Non-Binding Student Divestment Resolution Passes at UC Irvine

The student senate at the University of California, Irvine, passed a non-binding resolution last night calling for divestment from several companies that do business with Israel. The resolution, titled “Divestment from Companies that Profit from Apartheid,” requires the approval of the student government’s executive board before it may be sent to the administration for their consideration.

The resolution includes companies that have long been targeted by the anti-Israel divestment campaign, including General Electric, Hewlett-Packard and Caterpillar. It also includes lesser known companies, however, like Cement Roadstones Holding which sells cement to Israel, as well as Raytheon, a defense technology company. Raytheon recently partnered with an Israeli company to build the highly successful Iron Dome system that intercepts incoming rockets from Gaza.

Despite the passage of the resolution, the University of California system already has a clear policy against divestment.  In 2010, when the Students for Justice in Palestine chapter at UC Berkeley put forth a divestment resolution, the UC board and President Mark Yudof issued a statement saying that the board would only support a divestment resolution “when the United States government declares that a foreign regime is committing acts of genocide.” The statement added, “The U.S. has not made any declaration regarding the State of Israel and, therefore, we will not bring a recommendation before the Board to divest from companies doing business with the State of Israel.” The statement also noted that the resolution’s sole focus on Israel “greatly disturbs us.”
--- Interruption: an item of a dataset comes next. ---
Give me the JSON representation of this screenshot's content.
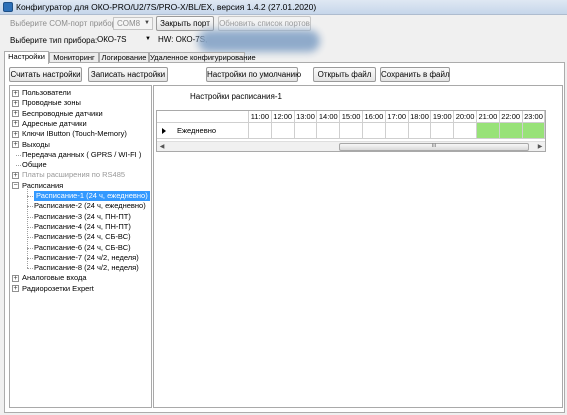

Last night’s vote took place with what appears to have been deliberate secrecy and little fanfare. A Web site and fan pages on Facebook and Twitter with the handle “Irvine Divest” were all set up less than 72 hours before the vote. It seems not many were aware that the vote was taking place until after it had occurred.

Jewish Voice for Peace, the largest Jewish anti-Zionist organization in the U.S., attended the meeting, according to reports on social media. Supporting boycott and divestment initiatives across the country has become one of JVP’s primary missions. The group has sent representatives to advocate for divestment on several college campuses in the past few years. JVP also delivered speeches at two church conferences over the summer where the organizations had been considering divestment. A Los Angeles organizer for JVP, Estee Chandler, even blogged about her experience watching the events of last night unfold and described the vote as “historic.”